Student Loans: I have two student loans, but at 6.8% interest rate, with a total current balance of $27,074.86 and a monthly payment of $318.63. Over the years I have deferred these, gone on interest-only repayment plans, gone on forbearance when I was unemployed, etc… These should have been paid off long ago, but they are still around haunting me. On top of that due to my own stupidity and focusing in other things I am now 6 months behind on these payments. If I go further than 6 months I will default on the loans, and unfortunately I do not currently qualify for deferment or forbearance due to the nature of my loans, even with the provisions in place with COVID-19. Believe me I have tried. So for now I just have to suck it up, get current with the loans, and then pay them down.
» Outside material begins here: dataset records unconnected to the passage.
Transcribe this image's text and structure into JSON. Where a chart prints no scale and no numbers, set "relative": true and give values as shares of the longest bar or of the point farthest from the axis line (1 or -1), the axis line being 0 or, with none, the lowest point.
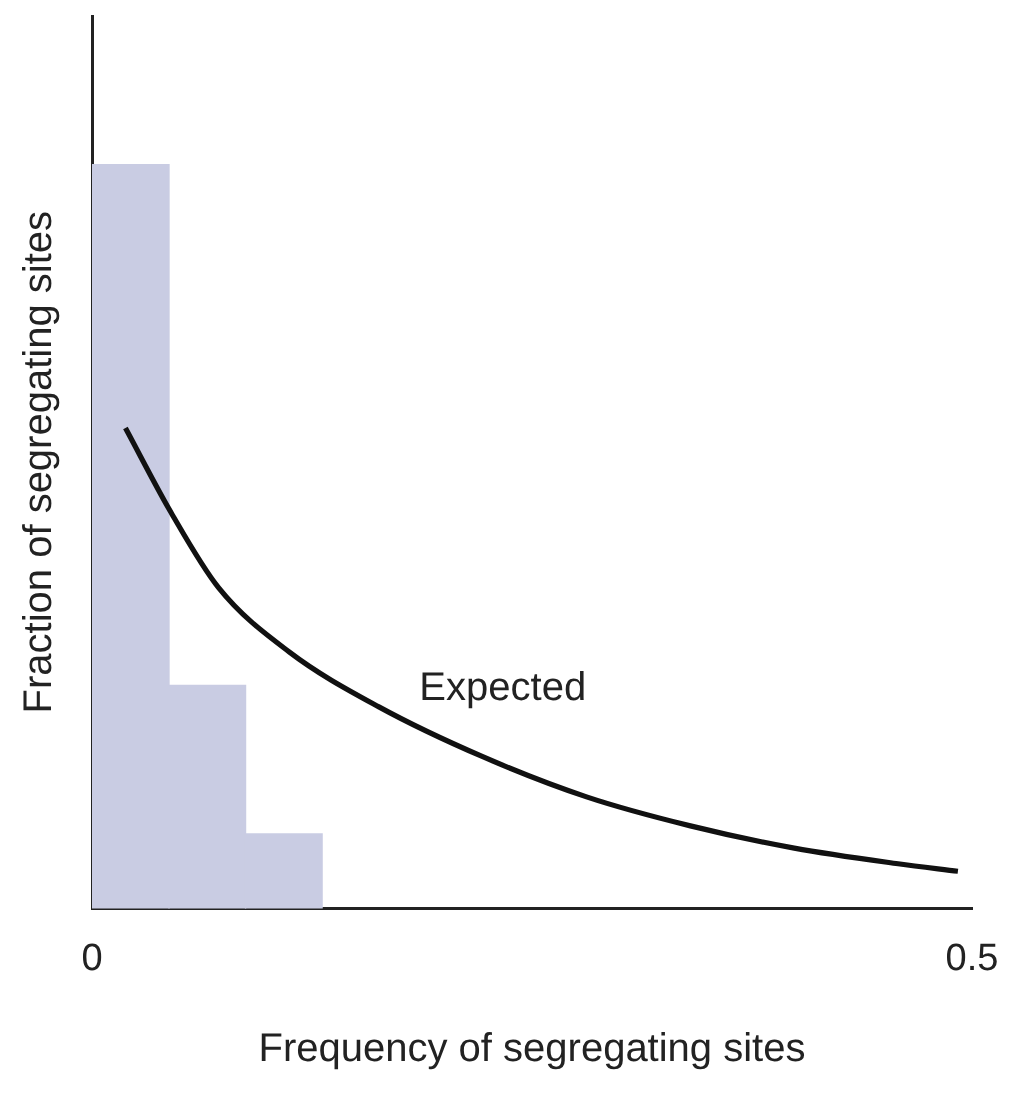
{
  "chart_data": {
    "type": "histogram",
    "relative": true,
    "xlabel": "Frequency of segregating sites",
    "ylabel": "Fraction of segregating sites",
    "bins": [
      0,
      0.044,
      0.087,
      0.131
    ],
    "values": [
      1,
      0.3,
      0.1
    ],
    "color": "#c9cce3",
    "xlim": [
      0,
      0.5
    ],
    "xticks": [
      0,
      0.5
    ],
    "grid": false,
    "legend": false,
    "marker": "none",
    "series": [
      {
        "type": "line",
        "name": "Expected",
        "color": "#111111",
        "x": [
          0.019,
          0.045,
          0.072,
          0.112,
          0.163,
          0.222,
          0.281,
          0.34,
          0.399,
          0.458,
          0.492
        ],
        "values": [
          0.646,
          0.532,
          0.431,
          0.345,
          0.271,
          0.204,
          0.15,
          0.111,
          0.081,
          0.06,
          0.05
        ]
      }
    ]
  }
}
Other than getting current with both the auto loan and the student loans I do not feel that these are urgent debts to pay off, due to their fairly low interest rates. They are obviously important to pay off, as I truly have come to believe that Debt = Emergency. However, compared to the loans we will discuss tomorrow, despite the high balances of the auto and student loans, the reality is they are manageable. Getting on time is important, but otherwise I think I need to plan on only paying the minimums.

I knew from the start that it would be basically impossible to pay off 100% of my debt over the next 12 months, especially with a total balance that is almost double my net income. While I haven’t made any final decisions yet right now I am leaning towards putting together a goal of paying all of my debt with the exception of the Auto Loan and Student Loans. Of course I would get current with them and continue to pay the minimums, so the balance owed would continue to drop throughout the year. But I think if December 31st comes around and the only debts I have left are these two loans I can feel pretty damn good about myself. That would still mean paying off $17,012.42 plus whatever interest accrues, and with a base income of $37,024 that will not be a walk in the park.